Aus diesem Grund geht unser Antrag auch deutlich über Gesetzesverschärfungen hinaus. Die Verurteilung von Tätern scheitert fast nie an den Gesetzen, sondern an der Praxis. Deshalb muss die Personalsituation bei den Staatsanwaltschaften und bei der Polizei, die sich mit der Verfolgung des Missbrauchs von Kindern befassen, deutlich verbessern werden.

Es müssen Lösungen für Situationen gefunden werden, in denen irrsinnig große Datenmengen vorliegen, die nicht rechtzeitig ausgewertet werden können. Solche Situationen dürfen nicht dazu führen, dass Straftaten verjähren oder Täter abtauchen. Insoweit begrüßen wir sehr die Fortschritte, die in Niedersachsen im Innenministerium gemacht worden sind, um die automatische Sichtung dieser Daten voranzutreiben.

Zudem müssen Netzwerke geschaffen werden, um den Austausch zwischen Kinderärzten, Jugendämtern, Schulen und anderen wesentlich besser zu organisieren. Mögliche Taten dürfen nicht verdeckt bleiben.

Am besten ist es jedoch, wenn es gar nicht erst zu einer Tatausführung kommt. Deshalb liegt der dritte Schwerpunkt unseres Entschließungsantrags bei der Prävention. Ein gesundes Selbstbewusstsein und das Wissen, wo man sich im Zweifel Hilfe holen kann, ist ein wichtiger Schutz für Kinder. Ziel muss es sein, die Gesamtpersönlichkeit der Kinder zu stärken und sie dabei zu unterstützen, Grenzüberschreitungen wahrzunehmen und dann auch zu benennen.

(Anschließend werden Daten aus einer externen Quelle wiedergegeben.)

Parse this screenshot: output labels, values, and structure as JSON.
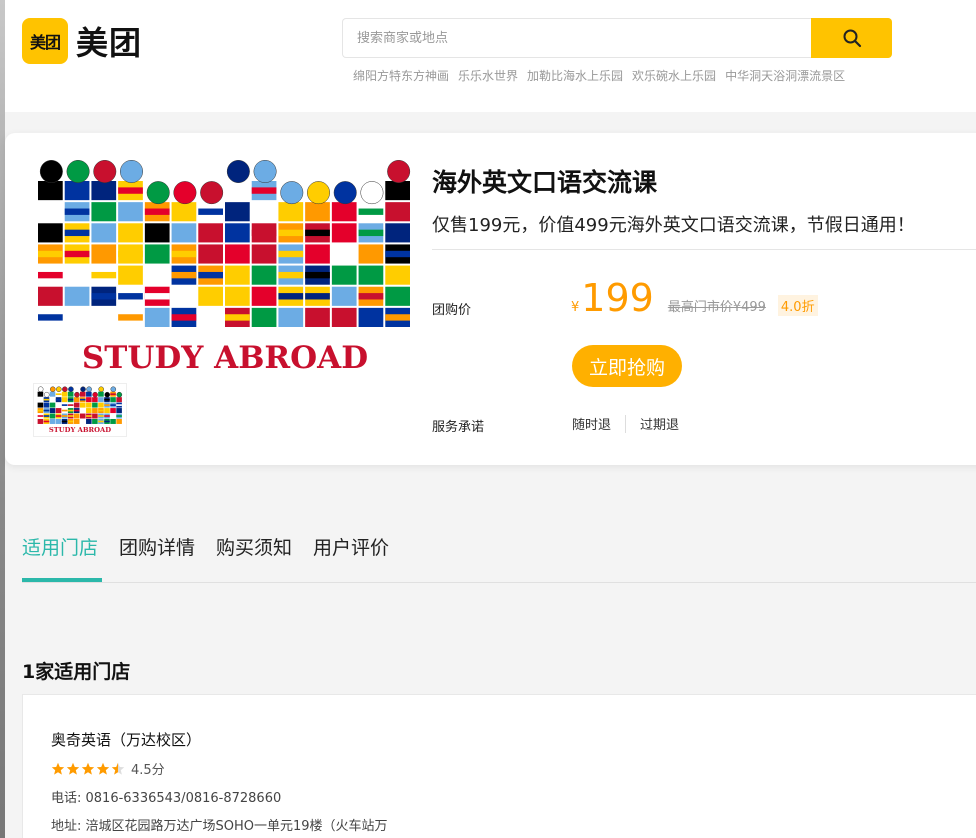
{
  "header": {
    "logo_badge": "美团",
    "logo_text": "美团",
    "search_placeholder": "搜索商家或地点",
    "hot_words": [
      "绵阳方特东方神画",
      "乐乐水世界",
      "加勒比海水上乐园",
      "欢乐碗水上乐园",
      "中华洞天浴洞漂流景区"
    ]
  },
  "deal": {
    "title": "海外英文口语交流课",
    "subtitle": "仅售199元，价值499元海外英文口语交流课，节假日通用！",
    "image_caption": "STUDY ABROAD",
    "price_label": "团购价",
    "currency": "¥",
    "price": "199",
    "original_price": "最高门市价¥499",
    "discount": "4.0折",
    "buy_label": "立即抢购",
    "service_label": "服务承诺",
    "services": [
      "随时退",
      "过期退"
    ]
  },
  "tabs": [
    {
      "label": "适用门店",
      "active": true
    },
    {
      "label": "团购详情",
      "active": false
    },
    {
      "label": "购买须知",
      "active": false
    },
    {
      "label": "用户评价",
      "active": false
    }
  ],
  "stores": {
    "count_label": "1家适用门店",
    "items": [
      {
        "name": "奥奇英语（万达校区）",
        "rating": 4.5,
        "score_label": "4.5分",
        "phone": "电话: 0816-6336543/0816-8728660",
        "address": "地址: 涪城区花园路万达广场SOHO一单元19楼（火车站万"
      }
    ]
  },
  "colors": {
    "brand_yellow": "#ffc300",
    "price_orange": "#ff9b00",
    "tab_teal": "#2bb8aa"
  }
}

Meine Damen und Herren, wir haben uns in diesem Landtag schon mehrfach mit dieser Thematik auseinandergesetzt, und wir werden das im Laufe dieser Plenumswoche - hinsichtlich der Verjährung - ja auch noch einmal tun. Es wird Zeit, dass endlich konkrete Ergebnisse entstehen.

Vielen Dank.

(Beifall bei der FDP und bei den GRÜNEN)

Vielen Dank, Herr Kollege Dr. Genthe. - Es folgt jetzt für die Fraktion Bündnis 90/Die Grünen Kollegin Susanne Menge. Frau Menge, Sie haben das Wort.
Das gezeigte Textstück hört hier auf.